Zariski and other mathematicians and physicists regularly gathered at Caffè Greco to gossip and play chess. It’s interesting how important cafés were at that time. A recurring theme in the biographies of European mathematicians from the first half of the 20th century is their role in cafés. Just think of the Vienna circle (opens new window) or the Scottish Café (opens new window).
What also surprised me in the biography was the striking difference between Jews in Italy and in Poland. Last year, I read Leopold Infeld’s autobiography, where he describes the Jewish ghettos in Poland as being almost completely isolated from the general population. In contrast, Zariski’s wife, Yole, who was an Italian Jew, was raised as an Italian and was largely unfamiliar with Jewish traditions. She was utterly surprised when she first saw the Jewish quarter in Warsaw, remarking: “The Jews in side curls and kaftans made me feel that I was living in two different nations.”

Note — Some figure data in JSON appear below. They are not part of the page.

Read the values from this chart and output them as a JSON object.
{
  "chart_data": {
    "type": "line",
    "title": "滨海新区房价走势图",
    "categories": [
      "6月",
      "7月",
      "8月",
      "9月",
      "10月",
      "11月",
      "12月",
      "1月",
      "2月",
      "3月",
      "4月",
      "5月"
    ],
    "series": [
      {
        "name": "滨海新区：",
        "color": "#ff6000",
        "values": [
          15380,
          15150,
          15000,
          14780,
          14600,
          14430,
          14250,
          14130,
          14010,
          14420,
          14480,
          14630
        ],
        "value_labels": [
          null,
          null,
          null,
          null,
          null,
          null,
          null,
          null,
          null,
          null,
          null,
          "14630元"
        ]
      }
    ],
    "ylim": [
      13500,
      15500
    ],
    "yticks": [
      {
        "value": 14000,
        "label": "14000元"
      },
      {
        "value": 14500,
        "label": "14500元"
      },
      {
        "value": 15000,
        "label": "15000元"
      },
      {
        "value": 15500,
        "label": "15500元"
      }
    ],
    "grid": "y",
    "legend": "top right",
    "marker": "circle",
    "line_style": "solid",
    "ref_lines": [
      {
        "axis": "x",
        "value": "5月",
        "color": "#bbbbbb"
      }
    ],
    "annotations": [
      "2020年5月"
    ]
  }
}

But the story in the book that I liked the most is this one: Zariski was, of course, very much obsessed with mathematics. On the day he and his fiancée Yole were getting married, with Yole already dressed in white and veiled and the rabbi standing by, the bridegroom was nowhere to be found. It turned out he was working on a mathematical problem. Luckily, Yole was neither angry nor surprised; she was amused. Ha! I need to tell this to my wife.